Saturday, August 25, 2007

MYOB

The laws of probability dictate that even the whack jobs and the conspiracy theorists get it at least partially right now and again, more or less in the same way that a broken clock is right twice a day. Thus it is with a certain broadly derided blogger who expresses reservations regarding the RealID act - RealID is a bad thing, though for completely different reasons (and much more rational ones) than she cites.

RealID creates a National Identification Card via devious means, inflicting an massive unfunded mandate enforced with punitive measures against the non-compliant upon the states to create a standardized identification card out of their former drivers license programs and generates four main rational arguments against itself, with a plethora of lesser arguments in opposition.

Cost leaps out right away as an issue for all those who understand the notion of TANSTAAFL - the bills must be paid, and given the distinct lack of a National ID fairy flitting about the landscape dispersing nine figure sums of cash, the burden will fall almost entirely on the already cash-strapped states - to the tune of 120 million dollars a year, on average. Financially alone, RealID is a very bad notion. One reason that 17 states have passed legislation barring participation in the RealID scheme.

States Rights. Once the trite and discredited creed of apologists for the Old South, more and more folks in the West and the unfallen Northern states have hearkened to the old call in recognition that a dynamic tension and division of powers between and amongst the states and the federal centrist government is fundamental to preserving the basic freedom and diversity that allows each state to screw things up in it's own unique fashion (allowing fifty potential chances to get things right) as opposed putting all our national interests in the single basket of a top-down national government. RealID is a hefty step forward towards that top-down hierarchical structure of a national government simply instructing subordinate bodies.

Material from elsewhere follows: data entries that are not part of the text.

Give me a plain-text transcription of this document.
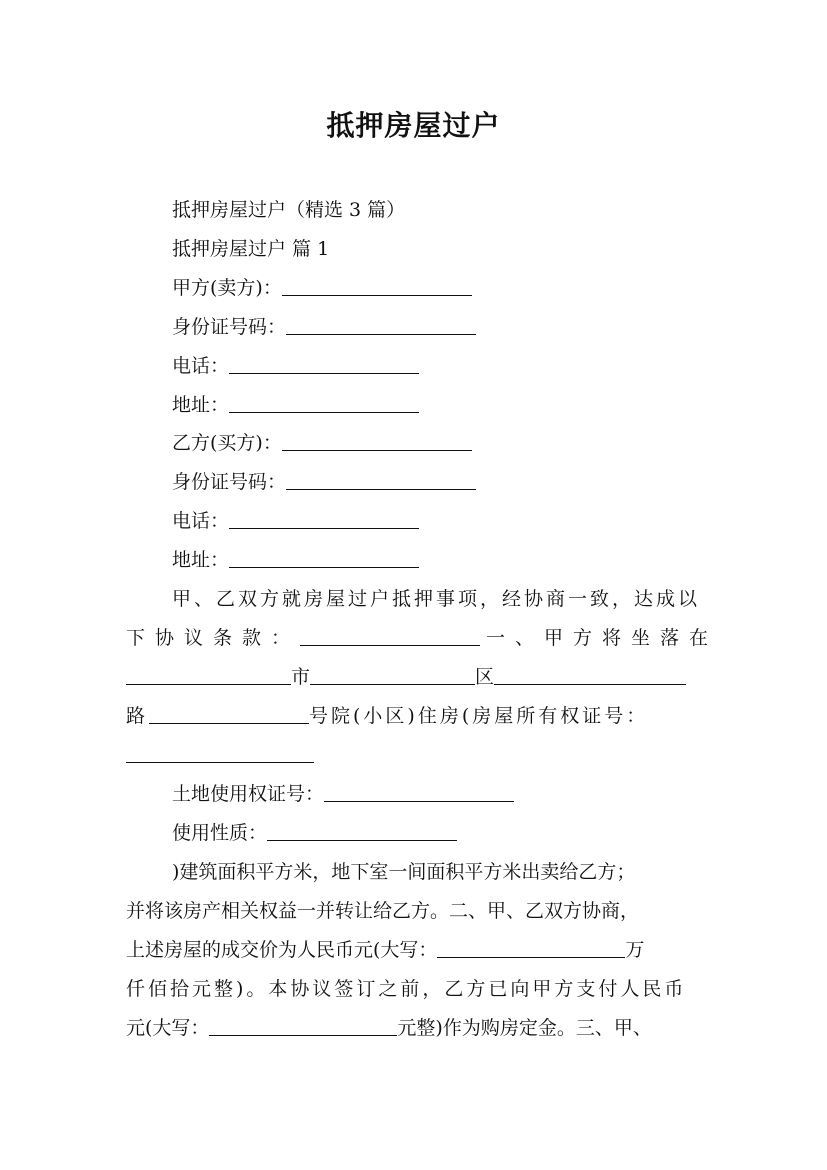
抵押房屋过户
抵押房屋过户（精选 3 篇）
抵押房屋过户 篇 1
甲方(卖方)：
身份证号码：
电话：
地址：
乙方(买方)：
身份证号码：
电话：
地址：
甲、乙双方就房屋过户抵押事项，经协商一致，达成以
下协议条款：	一、甲方将坐落在
市	区
路	号院(小区)住房(房屋所有权证号：
土地使用权证号：
使用性质：
)建筑面积平方米，地下室一间面积平方米出卖给乙方；
并将该房产相关权益一并转让给乙方。二、甲、乙双方协商，
上述房屋的成交价为人民币元(大写：	万
仟佰拾元整)。本协议签订之前，乙方已向甲方支付人民币
元(大写：	元整)作为购房定金。三、甲、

Privacy. Because of the structure of the proposed RealID program wherein RFID chips with weak encryption are utilized carrying key personal data, a broad array of private and governmental misconduct becomes possible including enhanced opportunities for identity theft, improved stalking opportunities, indiscriminate commercial/private/governmental tracking of location/transactions/etc, and a fundamental breakdown in the concept of privacy (barring a warrant) from governmental and other intrusion. This does not even begin to contemplate the inevitable database intrusions and inadvertent (and occasionally malicious) data exposures.

From our beginning as a nation, a fundamental tenet of our national conversation is that we are all innocent until proven guilty in a court of law - accompanied by the equally important tenet that we are, in lieu of due legal process, secure in our papers and belongings. RealID reverses all this when, unless we take deeply inconvenient and questionably legal steps, our every move through life is tracked directly or through inference and maintained in massive national databases available to any schmo of a clerk in some organization trying to look busy.

For a particularly painful example, let us contemplate our lives as gun owners. I choose, because I have a dear friend in NYC, to visit dear friend. No problem thus far. However, the NYC Mayor, being a non-fan of private firearms ownership has implemented a plan to ensure his cities safety from bad thoughts.

He has instructed NYPD to implement a search of all incoming passengers data against the national databases containing CCW licenses, ammunition purchases, and firearms purchases in the last twenty years. Having bought a nice .45 LC revolver in the last year, and shooting it regularly, and made these purchases using my visa card...as soon as I board my plane in Portland, I'm targeted for a *very special greeting* from NY's finest on landing at La Guardia.

You can do wonderful things with data, just like any other tool, but you can also misuse data manipulation in direct proportion to the potential benefit.

Oh, those 17 states? They cover the political spectrum. Try Tennessee, South Carolina, Nebraska, New Hampshire, Oklahoma, Illinois, Missouri, Nevada, Colorado, Georgia, Hawaii, North Dakota, Washington, Montana, Arkansas, Idaho, Maine. (Courtesy of the Epic website.)

By the way - MYOB is "mind your own business". My government doesn't *need* to know what I own, where I travel, or to have the authority to deny me the right to travel until such time as they can get a judge to go along with the deal in public. Nor does any government I'm terribly comfortable with supporting. MYOB. (MYOB isn't mine...for it's origin, look to Eric F. Russell and "Then there were none".)